One thing to consider when assessing vulnerability is if a company’s data is kept in one place, on a single server, and is there adequate security over that data. Alternatively, if data is kept on individual users’ computers, that carries additional risks.

“As organizations go through the process of creating that data map, they ask those questions of themselves and come to realize where they are vulnerable,” Lee said. “If they keep data at the desktop level, then they better be sure to encrypt or secure it there, because all the security in the world that’s imposed on the server side can be thwarted if an individual user keeps copies of that data on their individual laptop or desktop.”

At several points in the Coast Guard’s cybersecurity rule, the regulation references Jones Walker’s 2022 Ports and Terminals Cybersecurity Survey, which helped the Coast Guard “gain an understanding of the cybersecurity measures that are currently in place at facilities and OCS facilities in the United States.”

From the firm’s first cybersecurity survey in 2018 to the 2022 survey, Lee said he and his colleagues saw some definite improvement.

“Almost all of them said they had a cybersecurity plan,” Lee said, “though when you dug deeper, some of them were a little dusty.

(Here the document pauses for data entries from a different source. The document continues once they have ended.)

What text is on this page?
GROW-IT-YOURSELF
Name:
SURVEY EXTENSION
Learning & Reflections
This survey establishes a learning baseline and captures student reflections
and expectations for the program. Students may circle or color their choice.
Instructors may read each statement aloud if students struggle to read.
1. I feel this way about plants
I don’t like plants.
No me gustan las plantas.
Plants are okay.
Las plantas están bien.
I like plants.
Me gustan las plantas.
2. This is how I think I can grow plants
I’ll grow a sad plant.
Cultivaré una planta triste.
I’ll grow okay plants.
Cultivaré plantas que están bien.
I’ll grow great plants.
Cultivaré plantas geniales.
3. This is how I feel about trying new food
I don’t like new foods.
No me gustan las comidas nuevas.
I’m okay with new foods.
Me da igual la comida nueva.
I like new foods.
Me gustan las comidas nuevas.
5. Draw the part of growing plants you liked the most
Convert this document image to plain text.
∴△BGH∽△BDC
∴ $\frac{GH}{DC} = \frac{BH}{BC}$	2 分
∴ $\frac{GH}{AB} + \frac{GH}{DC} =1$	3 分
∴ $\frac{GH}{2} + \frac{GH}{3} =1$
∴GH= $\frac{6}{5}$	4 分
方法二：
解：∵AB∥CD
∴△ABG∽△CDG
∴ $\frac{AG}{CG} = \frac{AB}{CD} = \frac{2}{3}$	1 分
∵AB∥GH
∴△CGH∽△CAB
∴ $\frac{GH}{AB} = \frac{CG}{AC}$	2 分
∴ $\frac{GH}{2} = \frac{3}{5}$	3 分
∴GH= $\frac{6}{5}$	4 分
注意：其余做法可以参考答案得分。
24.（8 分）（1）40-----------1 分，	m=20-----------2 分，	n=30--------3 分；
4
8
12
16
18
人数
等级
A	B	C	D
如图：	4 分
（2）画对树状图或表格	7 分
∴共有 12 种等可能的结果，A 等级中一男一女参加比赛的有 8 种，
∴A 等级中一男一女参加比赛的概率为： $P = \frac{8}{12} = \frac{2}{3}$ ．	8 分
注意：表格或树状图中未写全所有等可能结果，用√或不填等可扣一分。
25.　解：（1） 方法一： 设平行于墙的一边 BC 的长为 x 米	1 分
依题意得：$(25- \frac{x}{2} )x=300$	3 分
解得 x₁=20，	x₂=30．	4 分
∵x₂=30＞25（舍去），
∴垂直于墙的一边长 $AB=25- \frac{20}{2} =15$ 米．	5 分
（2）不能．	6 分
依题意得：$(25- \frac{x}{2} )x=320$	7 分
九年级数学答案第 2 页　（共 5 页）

They hadn’t checked in on them in a year or more, which is a best practice so that you know you’re keeping up with the latest threats that are out there.”

Lee said he understands that smaller organizations will have fewer resources to devote to cybersecurity readiness, but with the new rule in place, that’s not an excuse.

“The Coast Guard is essentially leveling the playing field, so that everybody who is affected by this, from the mom and pop barge company to the major shipper, has the same obligations imposed on them. That’s going to be viewed as fairly daunting by the smaller operators, but it’s not insurmountable. It does take a little bit of work and dedication, but the process results in a very high confidence level that’s useful to them.”

For companies starting from scratch or that would like some outside help to assess their needs, the Coast Guard has cybersecurity experts who will meet with stakeholders to help plot a course to compliance.

“These are genuine experts in the field who are happy to get their hands dirty and help organizations get ready for this,” Lee said. “I think the organization is going to have to overcome a little bit of concern that their regulator is going to be ‘looking under the hood’ before they’re ready. But my experience dealing with the Coast Guard cybersecurity experts is that they’re not there to report on these folks. They’re there to help, and they’re more interested than anything in everybody getting their ship in good shape to be ready for this rule.”

The Cybersecurity & Infrastructure Security Agency, or CISA, also provides similar assessment services.

Regardless of the size of a company or its fleet, the threat is real. Just look at the Colonial Pipeline, which was the target of a ransomware attack in May 2021. The system intrusion occurred through a compromised email, and the company shut down its network of pipelines in order to manage the attack. The company paid the ransom—$4.4 million in bitcoin—and eventually restored the system.

Companies in the maritime space could be just as vulnerable if a hacker was able to access operational technology, like navigation systems, cargo or ballast control systems or communications systems.

“A cyberattack on those types of systems could result in loss of control over those functions that could result in damage, a spill or mechanical failure,” Lee said. “If a cyberattack takes down a system, and you’re hobbled from that, it could cause at least delays, which could be an economic loss.”

The full rule, including information about submitting comments on delaying implementation of portions of the rule, is available at federalregister.gov. Search for docket no. USCG-2022-0802.